Most pelvic SFTs are benign, but a significant fraction of these tumors show malignant behavior. Approximately 6% to 23% of extrapleural SFTs show aggressive behavior, and some studies have suggested multiple tumor features associated with a more aggressive clinical behavior.6,7 In a large study, Demicco et al. 7 proposed a risk stratification according to patient age, mitotic count, tumor necrosis, and tumor size. Our case presented with a low risk of metastasis: age <55 years, tumor size between 5 cm and 10 cm, mitotic count 0/high power field (hpf), and tumor necrosis <10%.

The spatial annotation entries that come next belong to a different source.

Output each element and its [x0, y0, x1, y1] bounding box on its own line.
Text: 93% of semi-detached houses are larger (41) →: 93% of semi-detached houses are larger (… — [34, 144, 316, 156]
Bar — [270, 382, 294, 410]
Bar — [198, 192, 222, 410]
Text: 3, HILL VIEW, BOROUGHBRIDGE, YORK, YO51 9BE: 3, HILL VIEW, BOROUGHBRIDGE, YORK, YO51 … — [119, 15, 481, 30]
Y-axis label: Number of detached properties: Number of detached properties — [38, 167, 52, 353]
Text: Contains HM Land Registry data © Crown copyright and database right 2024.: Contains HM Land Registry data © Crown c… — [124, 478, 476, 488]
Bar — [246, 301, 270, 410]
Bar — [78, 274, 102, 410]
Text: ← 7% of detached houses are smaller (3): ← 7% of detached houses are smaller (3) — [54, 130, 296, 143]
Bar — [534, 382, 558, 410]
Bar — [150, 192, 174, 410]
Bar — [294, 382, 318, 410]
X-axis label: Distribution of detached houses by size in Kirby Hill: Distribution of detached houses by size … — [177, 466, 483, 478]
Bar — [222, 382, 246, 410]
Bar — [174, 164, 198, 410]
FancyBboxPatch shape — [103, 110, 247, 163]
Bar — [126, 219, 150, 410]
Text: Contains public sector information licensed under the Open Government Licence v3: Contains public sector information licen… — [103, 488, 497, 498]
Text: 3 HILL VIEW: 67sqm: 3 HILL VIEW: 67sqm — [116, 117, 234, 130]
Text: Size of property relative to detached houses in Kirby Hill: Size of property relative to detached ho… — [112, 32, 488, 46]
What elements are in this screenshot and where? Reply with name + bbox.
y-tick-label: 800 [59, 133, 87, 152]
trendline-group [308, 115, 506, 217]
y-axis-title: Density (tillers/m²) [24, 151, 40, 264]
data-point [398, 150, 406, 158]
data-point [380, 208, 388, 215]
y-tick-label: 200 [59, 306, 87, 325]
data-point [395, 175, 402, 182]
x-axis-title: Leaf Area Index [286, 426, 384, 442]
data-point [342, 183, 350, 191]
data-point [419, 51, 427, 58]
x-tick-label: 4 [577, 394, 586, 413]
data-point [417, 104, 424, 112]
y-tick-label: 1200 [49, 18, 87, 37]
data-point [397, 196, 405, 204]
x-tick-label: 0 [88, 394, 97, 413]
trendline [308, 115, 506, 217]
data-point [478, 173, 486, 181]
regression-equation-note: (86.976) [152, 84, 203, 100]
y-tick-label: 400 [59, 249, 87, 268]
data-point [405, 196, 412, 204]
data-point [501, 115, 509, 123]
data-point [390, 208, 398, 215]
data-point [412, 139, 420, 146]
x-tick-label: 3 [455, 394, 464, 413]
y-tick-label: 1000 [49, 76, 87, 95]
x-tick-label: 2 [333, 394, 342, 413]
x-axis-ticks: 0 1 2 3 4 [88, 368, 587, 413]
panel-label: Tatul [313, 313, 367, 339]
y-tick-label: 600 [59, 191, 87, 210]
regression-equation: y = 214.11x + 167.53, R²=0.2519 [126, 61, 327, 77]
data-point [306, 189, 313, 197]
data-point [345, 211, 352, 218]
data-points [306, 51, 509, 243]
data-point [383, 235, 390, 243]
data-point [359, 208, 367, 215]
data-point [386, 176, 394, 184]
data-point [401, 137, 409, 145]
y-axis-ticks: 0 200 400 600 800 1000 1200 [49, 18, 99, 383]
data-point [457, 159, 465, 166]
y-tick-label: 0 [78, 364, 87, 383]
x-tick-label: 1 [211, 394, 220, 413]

Because of the extreme rarity of cases, there is no ideal treatment strategy for pelvic SFT; surgical resection is the optimal treatment. Complete en bloc surgical resection of the SFT and negative margins are the most important factors determining a good prognosis. Owing to the variable location of pelvic SFT, different surgical approaches have been proposed. In the present case, the tumor was located in the right retrovesicular region adjacent to the right seminal vesicle. It is very difficult to access retrovesicular tumors in open surgery owing to the anatomical structures. Significant morbidity and incisional pain are also limiting factors associated with open resection of retrovesicular tumors. Transperitoneal laparoscopic resection of retrovesicular tumors has been described in several studies;8,9 laparoscopic surgery provides better access to the retrovesicular structures. Passerotti et al. 10 reported that minimally invasive surgery (pure laparoscopic and robot-assisted laparoscopic surgery) provides better visualization and lower morbidity compared with open surgery. However, laparoscopic resection of retrovesicular tumors remains unpopular because of its steep learning curve. Because of the superior ergonomics, three-dimensional visualization, and seven degrees of freedom, robotic surgery has replaced many laparoscopic urological procedures. However, the cost of robotic resection of pelvic SFT is significant, with mean hospital billing amounts of $10,100 (USD). Several studies of pelvic SFT have been reported;11–16 however, to the best of our knowledge, a robotic approach has never been described. In our case, we performed transperitoneal robotic resection of the pelvic SFT, which provides a more direct approach to retrovesicular SFT. In our case, the intraoperative blood loss and the console time were 100 mL and 2 hours 42 minutes, respectively, and no intraoperative or postoperative complications were recorded. The histologic report revealed a diagnosis of pelvic SFT with negative surgical margins. According to Demicco et al’s risk stratification, our case presented with a low risk of metastasis. Adjuvant treatment with radiotherapy, chemotherapy, and targeted therapies for pelvic SFT has not been defined owing to the low incidence of SFT. However, patients still require long-term regular follow-up visits. Our patient was followed-up for 13 months with no evidence of tumor recurrence.
Conclusion
Primary SFT arising from the pelvis is extremely rare, and no standard treatment strategy has been established. Surgical resection is the mainstay of treatment, and complete en bloc surgical resection of pelvic SFT and negative margins are the most important factors associated with a good prognosis. To our knowledge, we reported the first case of robotic pelvic tumorectomy for the treatment of pelvic SFT.
Footnotes
Declaration of conflicting interest
The authors declare that there is no conflict of interest.
Ethics statement
This study was approved by the Ethics Committee of the First Affiliated Hospital, Zhejiang University School of Medicine. The patient provided written informed consent for the procedures and to publish the details of his case.
Funding
This work was supported by the Natural Science Foundation of Zhejiang Province (LY18H050001).